To all the love stories that could only last for minutes I see where you're coming from when you go for separation instead of staying in something that wouldn't last I get the urge to protect your heart For something to be so fleeting, It must be filled with passion So intense that it burns out faster than others I believe it is love even if it lasts for minutes I believe you when you say that it still took a while for it to go away Love is like water Even if you soak in it for moments It'll always take a while for it to dry off Even if it was short lived It still counts as romance Even when they tell you it's not.
Yes I know you love the city lights The Ferris wheel, the carnivals The opportunities that come with being a city person I know you love the hustle for it reminds you of being alive But I already am. I find peace with muddy feet in the countryside I'd rather cook with the music of the larks I'd rather look at the ripples of a brook That seem no less than art That's what makes us so different Your love for the edge and mine, for nature's symphony That's the reason we're now apart Even after all that time Because I found out that opposites attract But they do just for a while.
Just because I'm broken Doesn't mean I am unloved Sometimes love can't protect you From the bruises of the world But what it does is to heal you Put together the pieces of your broken heart Undoing the damage someone else has caused I suppose this is how it works A company for your tears and smiles Without counting the cuts on your heart Love, is just there A presence around you As you go through life.
Trapped in this body, I am a ghost It is unsettling Always explaining things you know Telling the stories behind them when you don't Want to talk about it anymore.

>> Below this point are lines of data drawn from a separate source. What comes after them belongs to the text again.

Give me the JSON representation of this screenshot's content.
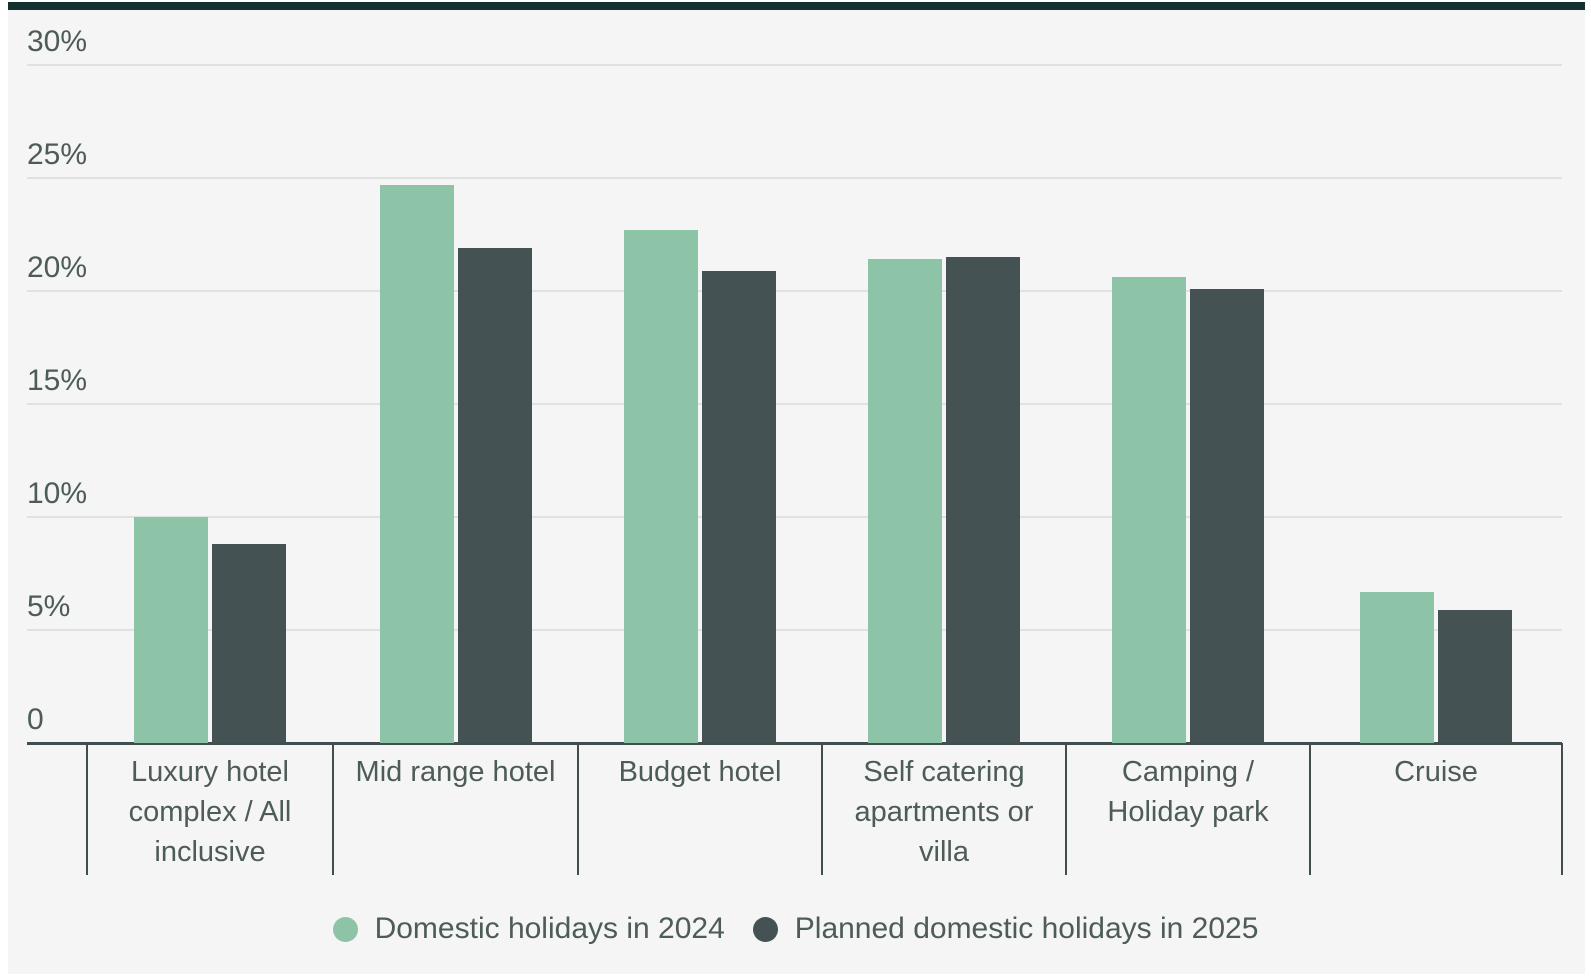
{
  "card": {
    "background": "#f4f5f4",
    "top_bar_color": "#14302e"
  },
  "chart_data": {
    "type": "bar",
    "title": "",
    "xlabel": "",
    "ylabel": "",
    "categories": [
      "Luxury hotel complex / All inclusive",
      "Mid range hotel",
      "Budget hotel",
      "Self catering apartments or villa",
      "Camping / Holiday park",
      "Cruise"
    ],
    "series": [
      {
        "name": "Domestic holidays in 2024",
        "color": "#8dc3a6",
        "values": [
          10.0,
          24.7,
          22.7,
          21.4,
          20.6,
          6.7
        ]
      },
      {
        "name": "Planned domestic holidays in 2025",
        "color": "#445253",
        "values": [
          8.8,
          21.9,
          20.9,
          21.5,
          20.1,
          5.9
        ]
      }
    ],
    "ylim": [
      0,
      30
    ],
    "yticks": [
      0,
      5,
      10,
      15,
      20,
      25,
      30
    ],
    "ytick_labels": [
      "0",
      "5%",
      "10%",
      "15%",
      "20%",
      "25%",
      "30%"
    ],
    "grid": true,
    "legend_position": "bottom",
    "colors": {
      "gridline": "#e0e1e1",
      "axis": "#414e4f",
      "text": "#4d5b59"
    }
  }
}
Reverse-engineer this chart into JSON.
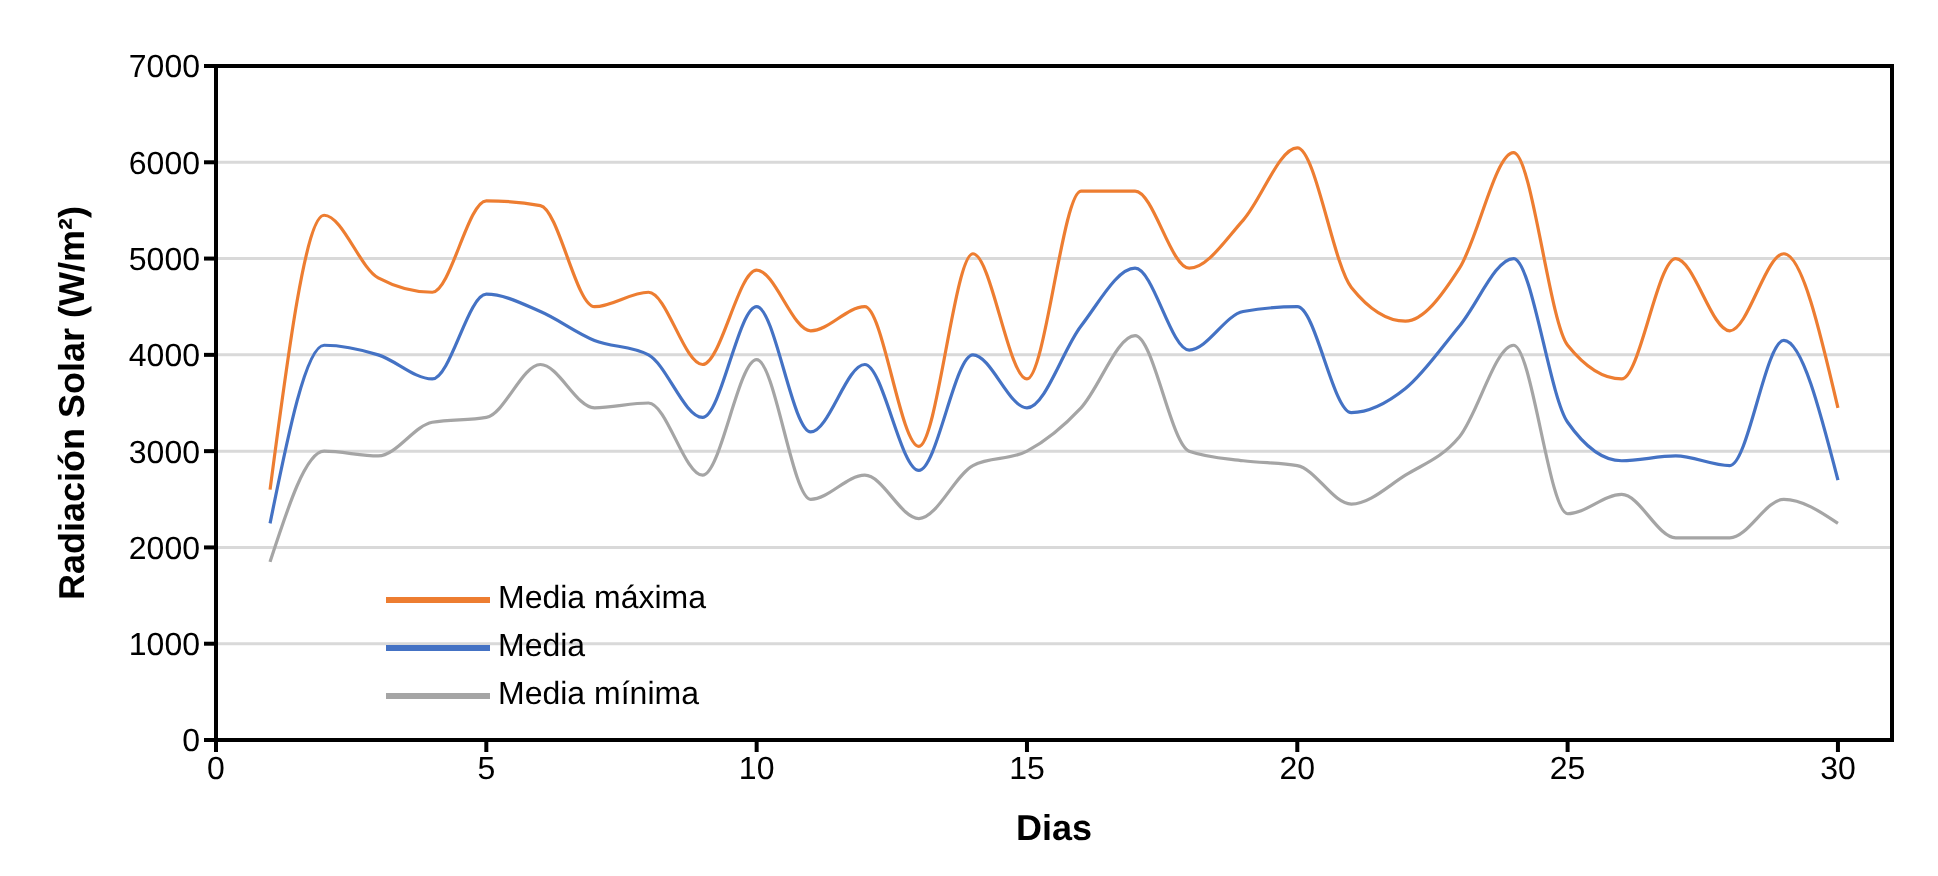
{
  "chart_data": {
    "type": "line",
    "xlabel": "Dias",
    "ylabel": "Radiación  Solar (W/m²)",
    "x": [
      1,
      2,
      3,
      4,
      5,
      6,
      7,
      8,
      9,
      10,
      11,
      12,
      13,
      14,
      15,
      16,
      17,
      18,
      19,
      20,
      21,
      22,
      23,
      24,
      25,
      26,
      27,
      28,
      29,
      30
    ],
    "series": [
      {
        "name": "Media máxima",
        "color": "#ed7d31",
        "values": [
          2600,
          5450,
          4800,
          4650,
          5600,
          5550,
          4500,
          4650,
          3900,
          4880,
          4250,
          4500,
          3050,
          5050,
          3750,
          5700,
          5700,
          4900,
          5400,
          6150,
          4700,
          4350,
          4900,
          6100,
          4100,
          3750,
          5000,
          4250,
          5050,
          3450
        ]
      },
      {
        "name": "Media",
        "color": "#4472c4",
        "values": [
          2250,
          4100,
          4000,
          3750,
          4630,
          4450,
          4150,
          4000,
          3350,
          4500,
          3200,
          3900,
          2800,
          4000,
          3450,
          4300,
          4900,
          4050,
          4450,
          4500,
          3400,
          3650,
          4300,
          5000,
          3300,
          2900,
          2950,
          2850,
          4150,
          2700
        ]
      },
      {
        "name": "Media mínima",
        "color": "#a5a5a5",
        "values": [
          1850,
          3000,
          2950,
          3300,
          3350,
          3900,
          3450,
          3500,
          2750,
          3950,
          2500,
          2750,
          2300,
          2850,
          3000,
          3450,
          4200,
          3000,
          2900,
          2850,
          2450,
          2750,
          3150,
          4100,
          2350,
          2550,
          2100,
          2100,
          2500,
          2250
        ]
      }
    ],
    "xlim": [
      0,
      31
    ],
    "xticks": [
      0,
      5,
      10,
      15,
      20,
      25,
      30
    ],
    "ylim": [
      0,
      7000
    ],
    "yticks": [
      0,
      1000,
      2000,
      3000,
      4000,
      5000,
      6000,
      7000
    ],
    "grid": "y",
    "legend": "bottom left",
    "marker": "none",
    "line_style": "solid"
  }
}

It's exhausting to see new faces everyday Seeing it all, the naiviety, the pain you sensed was coming their way The potential, the helplessness Prejudice and privilege. And all you get is disapproval The eyes that tell you that you don't belong You're not welcomed because you're just wrong and undesired And in fact, too strong For them to shatter You take off alone And you're the vagabond Thoughts don't blend with their minds Your face doesn't go with the usual masks Maybe they've got it all wrong They don't know what questions to ask They are terrified of what they might hear Of what they've always known Of things that's hurt them the most I guess that's why No one really likes an old soul.
You were supposed to be a fling. A charm that wears off with time. A shadow that disappears with a blink. Maybe a note, abruptly left in the morning but not a carefully woven rhyme. You were supposed to leave, leaving behind a scent of smiles Oh! But you stayed like a pink stain on my lips after they'd been scrupulously rinsed. Like that thin part of the page that has been torn. Or the fragrance left in a cloth that has been worn You were meant to be an autumn, that'd only leave fallen leaves behind Not a box of memories to reminisce over a lifetime. You weren't supposed to stay, you weren't. But who am I to say; you never did follow a pattern?
I want you to vanish and not haunt me ever again No footsteps to be heard in my dreams or memories Freedom from the fear that I may still be longing for the mirage of yours for I've done it long enough to still remember how addictive you can be Old insecurities still wake me up at nights But I laugh at the fear of losing you when you are never meant to be mine I want you to leave and never haunt me again For you don't get to visit after inflicting that much pain.
It wasn't you I adored so much, your shadow is what I fell in love with, plain, black and unembellished, not at all like the sparkly words you spoke, the tempting future you promised. I mistook your shadow to be you, unaware of the virtue you never had all you had was a blinding light with the sweetest words to deceive me.